Miss Green fluted soothingly at him from the dark and fluttered up to his shoulder. He felt a cool touch against his ear and cheek, and a burst of oddly pleasant tinglings ran over his scalp. Miss Green fluted again, urgently. She was trying to tell him something now, and suddenly he thought he understood. Miss Green flew down to the table again, which indicated agreement. Mel groped himself back into the chair and leaned forward to study the curiously glowing design she had created of sand and pebbles.

He discovered immediately that any attempt to see it clearly merely strained his vision. Details turned into vaguely distorted, luminous flickerings when he stared at them, and the whole pale, spidery pattern made no more sense than it had with the light on. She must have some purpose in mind with it, but Mel couldn't imagine what. Meanwhile, Miss Green was making minor adjustments in his position which Mel accepted without argument, since she seemed to know what she was doing. Small tugs and pushes told him she wanted his hands placed on the table to either side of the design.

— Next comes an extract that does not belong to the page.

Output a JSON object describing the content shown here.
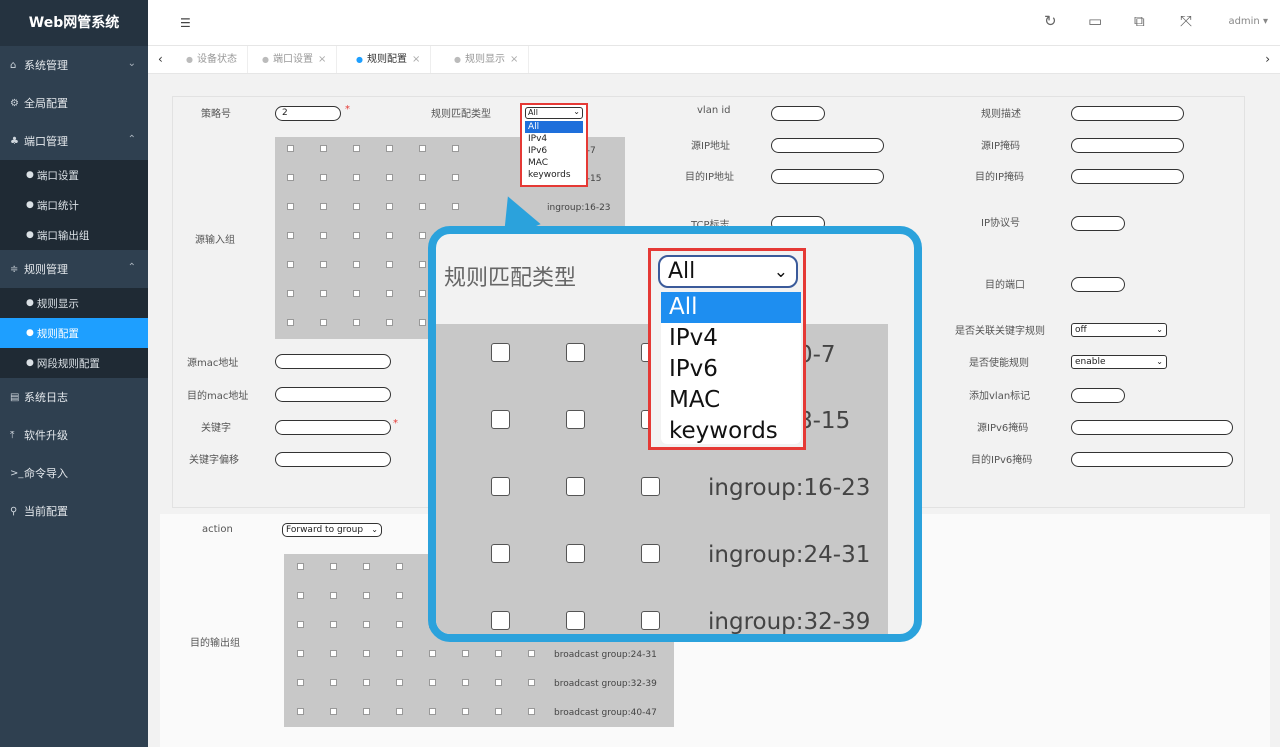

Mel put them there. His head was to be tilted forward just so. He obliged her again. Then she was back on the table, and the top two-thirds of the pattern vanished suddenly behind a blur. In the darkness, he fastened his puzzled gaze on the remaining section: a quivering, thinly drawn pattern of blue-white light that faded periodically almost to the limits of visibility and slowly grew up again to what was, by comparison, real brilliance. His head was aching slightly. The pattern seemed to tilt sideways and move upward, as if it were creeping in a slow circle about some pivot-point.

Presently, it turned down again to complete the circle and start on another round. By that time, the motion seemed normal. When a tiny shape of light suddenly ran across the design and vanished again as it reached the other side, Mel was only moderately surprised.